Hutchinson Scott sold a pair of 19th-Century cast-iron mounted hearth dogs for a double estimate £900. Modelled as two Greyhounds with decorated bodies, each hound sat on engraved brass cushions with chained raised side pieces on leaf decorated shaped bases with scrolled feet. They had the advantage of not being joined on a fender so would have fitted any sized hearth.

Franz Bergman opened a small bronze foundry in Vienna in 1860, producing mostly small patinated and cold-painted bronzes. So popular did Viennese bronzes become that by the end of the century there were about 50 workshops producing Vienna bronzes. Franz’s son, also Franz, inherited his father’s company and opened a new foundry in 1900.



Dogs were always a popular subject, probably because of the vast number of breeds and the place they held in people’s hearts. Single dogs are commonplace, but a complete “kennel” is a rarity. Hutchinson Scott sold one such fine and rare late-19th-Century “kennel” for a near top estimate £4,200. It was stamped Bergman Austria and modelled as a triangle of eight dogs of various breeds. The top of the triangle was a cropped blue Great Dane.

Emigres Terry and Tena Wheeler settled in Australia, where Terry established a successful business in mining. In the late 1990s a chance encounter with a local antiques dealer resulted in a visit to an auction selling Royal Worcester. After making their first purchase on a whim, they were hooked.



With advancing years and a family not interested, they decided to sell and asked Phillip Caldwell Auctioneers to sell 85 pieces. They were offered on site at the Wheelers’ home near Perth in Western Australia. One of the lots was a set of six coffee cups dated for 1934, with each cup and saucer painted with various Cocker Spaniels and signed G.H. Evans. They were contained in the original Mappin and Webb retailer’s case, complete with half a dozen spoons, and sold for Aust $2,400.

They were a departure from George Evans’ usual subject, which was landscape painting. Although there was no attribution, with such a specialist subject it’s not unreasonable to imagine them being a special commission. The variety of colors and the stance of each dog are indicative of them being copies of Thomas Fall photographs of H.S. Lloyd’s famous of Ware dogs.

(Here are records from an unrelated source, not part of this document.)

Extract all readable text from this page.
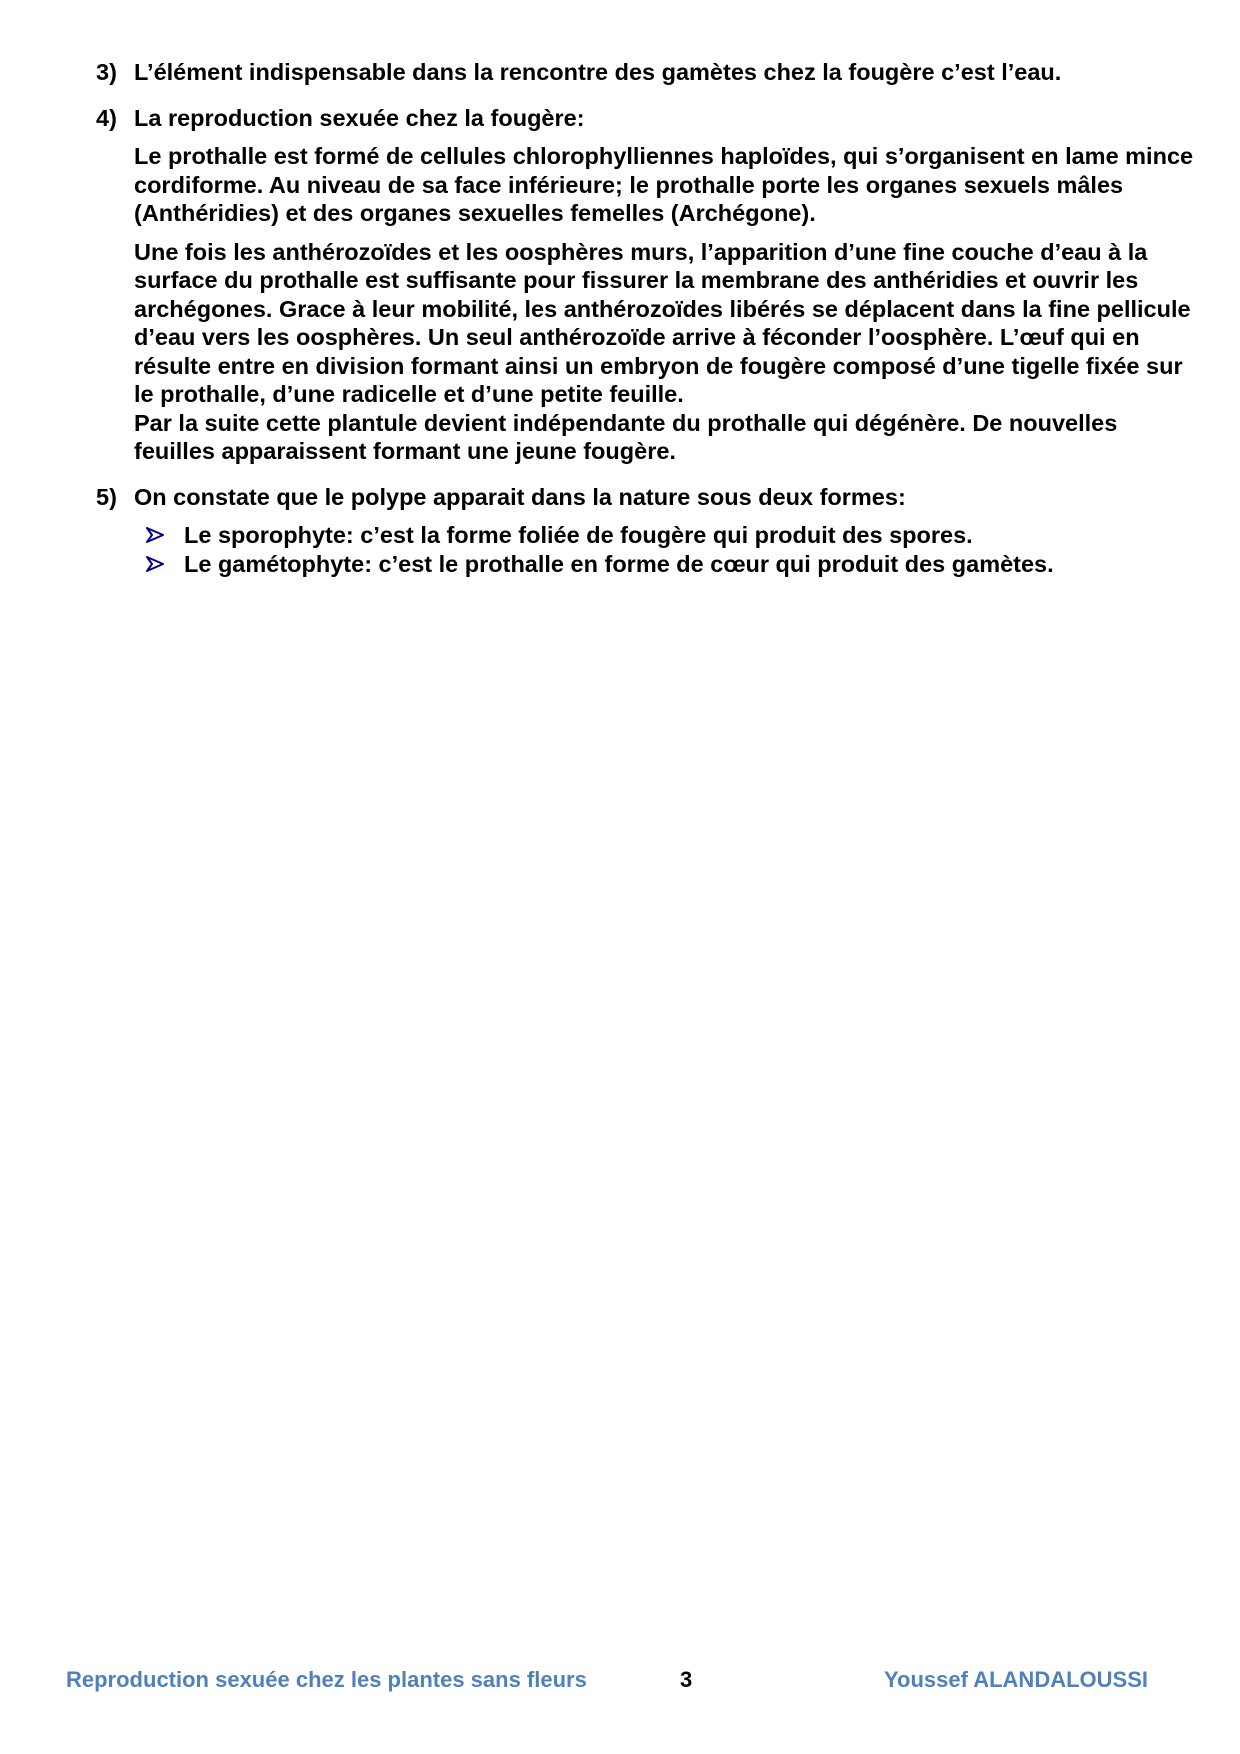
3) L’élément indispensable dans la rencontre des gamètes chez la fougère c’est l’eau.
4) La reproduction sexuée chez la fougère:

Le prothalle est formé de cellules chlorophylliennes haploïdes, qui s’organisent en lame mince cordiforme. Au niveau de sa face inférieure; le prothalle porte les organes sexuels mâles (Anthéridies) et des organes sexuelles femelles (Archégone).

Une fois les anthérozoïdes et les oosphères murs, l’apparition d’une fine couche d’eau à la surface du prothalle est suffisante pour fissurer la membrane des anthéridies et ouvrir les archégones. Grace à leur mobilité, les anthérozoïdes libérés se déplacent dans la fine pellicule d’eau vers les oosphères. Un seul anthérozoïde arrive à féconder l’oosphère. L’œuf qui en résulte entre en division formant ainsi un embryon de fougère composé d’une tigelle fixée sur le prothalle, d’une radicelle et d’une petite feuille.

Par la suite cette plantule devient indépendante du prothalle qui dégénère. De nouvelles feuilles apparaissent formant une jeune fougère.

5) On constate que le polype apparait dans la nature sous deux formes:
Le sporophyte: c’est la forme foliée de fougère qui produit des spores.
Le gamétophyte: c’est le prothalle en forme de cœur qui produit des gamètes.
Reproduction sexuée chez les plantes sans fleurs	3	Youssef ALANDALOUSSI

Most things connected with smoking are now passé, but Dunhill cigarette table lighters made of lucite, a transparent acrylic resin or plastic, are one of the exceptions. Gorringes Auctioneers sold a particularly rare one painted with a Pekingese in a landscape. Even with some obvious wear to the paintwork, it sold for £2,000.

One of the most important pieces of dog sculpture ever created and cast in bronze was sold by Beaussant Lefévre in Paris, the city where it was cast in 1906 by Parisian foundry Hebrard. Estimated at €30,000-50,000, it leapfrogged the guideline to sell for €235,500.

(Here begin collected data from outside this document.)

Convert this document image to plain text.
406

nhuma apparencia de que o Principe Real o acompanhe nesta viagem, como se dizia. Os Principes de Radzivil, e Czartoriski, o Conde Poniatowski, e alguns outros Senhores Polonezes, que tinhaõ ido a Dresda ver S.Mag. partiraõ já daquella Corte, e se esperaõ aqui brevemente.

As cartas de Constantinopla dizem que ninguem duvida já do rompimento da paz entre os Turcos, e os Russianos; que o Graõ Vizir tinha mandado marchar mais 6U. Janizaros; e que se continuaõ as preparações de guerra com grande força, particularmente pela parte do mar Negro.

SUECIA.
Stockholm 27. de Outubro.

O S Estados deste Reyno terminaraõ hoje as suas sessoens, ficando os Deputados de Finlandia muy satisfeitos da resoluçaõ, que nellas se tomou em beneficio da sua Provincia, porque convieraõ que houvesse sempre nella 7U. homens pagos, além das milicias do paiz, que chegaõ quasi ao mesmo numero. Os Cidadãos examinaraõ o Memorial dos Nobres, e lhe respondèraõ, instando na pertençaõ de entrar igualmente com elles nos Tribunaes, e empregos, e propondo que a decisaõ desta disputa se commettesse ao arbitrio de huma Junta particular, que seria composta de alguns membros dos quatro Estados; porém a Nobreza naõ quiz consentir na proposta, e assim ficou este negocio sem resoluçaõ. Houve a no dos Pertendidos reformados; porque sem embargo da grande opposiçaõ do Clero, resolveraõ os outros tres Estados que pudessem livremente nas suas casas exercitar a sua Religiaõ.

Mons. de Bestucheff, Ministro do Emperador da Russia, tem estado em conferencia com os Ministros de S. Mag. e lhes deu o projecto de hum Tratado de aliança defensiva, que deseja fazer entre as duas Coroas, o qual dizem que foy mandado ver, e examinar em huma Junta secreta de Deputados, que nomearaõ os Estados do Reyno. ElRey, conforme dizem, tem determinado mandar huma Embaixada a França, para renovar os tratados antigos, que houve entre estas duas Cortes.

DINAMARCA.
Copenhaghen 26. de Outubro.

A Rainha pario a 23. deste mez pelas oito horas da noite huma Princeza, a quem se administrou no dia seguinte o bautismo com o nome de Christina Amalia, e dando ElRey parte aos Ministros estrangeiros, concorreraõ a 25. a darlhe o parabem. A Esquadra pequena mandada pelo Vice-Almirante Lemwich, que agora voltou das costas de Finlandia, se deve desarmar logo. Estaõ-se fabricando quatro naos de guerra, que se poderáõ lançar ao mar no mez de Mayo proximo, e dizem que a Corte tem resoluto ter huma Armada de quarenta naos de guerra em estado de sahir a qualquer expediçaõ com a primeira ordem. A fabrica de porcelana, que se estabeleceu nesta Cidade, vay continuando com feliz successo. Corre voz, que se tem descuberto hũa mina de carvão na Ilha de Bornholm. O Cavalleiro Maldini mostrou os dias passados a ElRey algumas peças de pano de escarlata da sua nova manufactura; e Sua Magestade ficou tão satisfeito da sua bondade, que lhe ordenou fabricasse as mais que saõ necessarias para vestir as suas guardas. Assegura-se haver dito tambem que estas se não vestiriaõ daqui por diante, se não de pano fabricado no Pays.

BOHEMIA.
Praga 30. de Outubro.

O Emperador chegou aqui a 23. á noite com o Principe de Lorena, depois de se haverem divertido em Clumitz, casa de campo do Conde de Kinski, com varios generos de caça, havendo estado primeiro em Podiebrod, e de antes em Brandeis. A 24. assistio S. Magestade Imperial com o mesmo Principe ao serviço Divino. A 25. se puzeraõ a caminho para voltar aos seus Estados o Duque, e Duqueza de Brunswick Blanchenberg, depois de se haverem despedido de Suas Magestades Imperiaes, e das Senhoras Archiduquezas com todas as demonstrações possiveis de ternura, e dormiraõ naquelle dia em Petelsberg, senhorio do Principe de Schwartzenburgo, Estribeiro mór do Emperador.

It was modelled by Rembrandt Bugatti, who was born in Milan in 1884, but along with the Bugatti family made Paris his home. It was modelled on his own Dachshund called Wurst, who had been given to him by the French consul in Antwerp and cast in an edition of five, of which Beaussant Lefévre sold number four.

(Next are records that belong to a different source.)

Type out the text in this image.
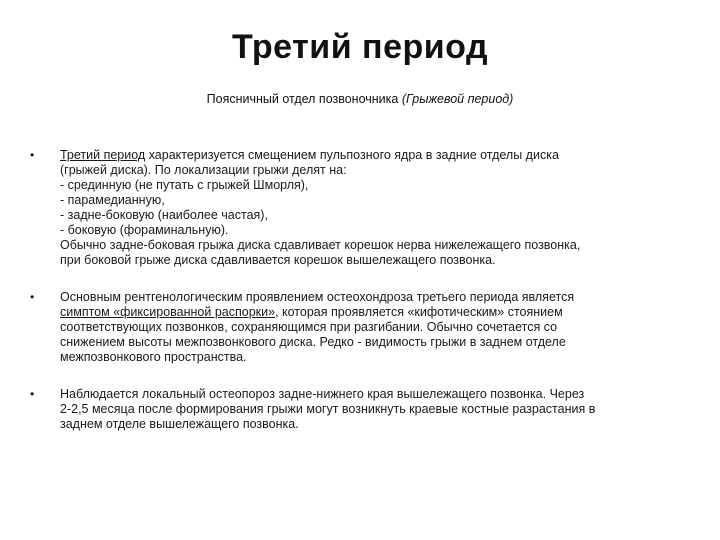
Третий период
Поясничный отдел позвоночника (Грыжевой период)
• Третий период характеризуется смещением пульпозного ядра в задние отделы диска
(грыжей диска). По локализации грыжи делят на:
- срединную (не путать с грыжей Шморля),
- парамедианную,
- задне-боковую (наиболее частая),
- боковую (фораминальную).
Обычно задне-боковая грыжа диска сдавливает корешок нерва нижележащего позвонка,
при боковой грыже диска сдавливается корешок вышележащего позвонка.
• Основным рентгенологическим проявлением остеохондроза третьего периода является
симптом «фиксированной распорки», которая проявляется «кифотическим» стоянием
соответствующих позвонков, сохраняющимся при разгибании. Обычно сочетается со
снижением высоты межпозвонкового диска. Редко - видимость грыжи в заднем отделе
межпозвонкового пространства.
• Наблюдается локальный остеопороз задне-нижнего края вышележащего позвонка. Через
2-2,5 месяца после формирования грыжи могут возникнуть краевые костные разрастания в
заднем отделе вышележащего позвонка.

Arguably the leading animalier of his time, along with 18 dog models Rembrandt created studies of exotic animals that he observed in the zoos at the Jardin des Plantes in Paris and Antwerp Zoo. At the outbreak of World War I in 1914, Bugatti had the trauma of tending the wounded in Belgium. In December that year he escaped via the Netherlands to his native Milan, with the aid of the French diplomat Crozier in Antwerp.

In 1915 Bugatti returned to Paris. The nightmare of the war, with other economic and personal pressures, led to a breakdown and in 1916 he committed suicide.

The name Bugatti immediately conjures up images of opulence, style and innovation. Rembrandt’s father Carlo is remembered for his furniture and brother Ettore for his automobiles.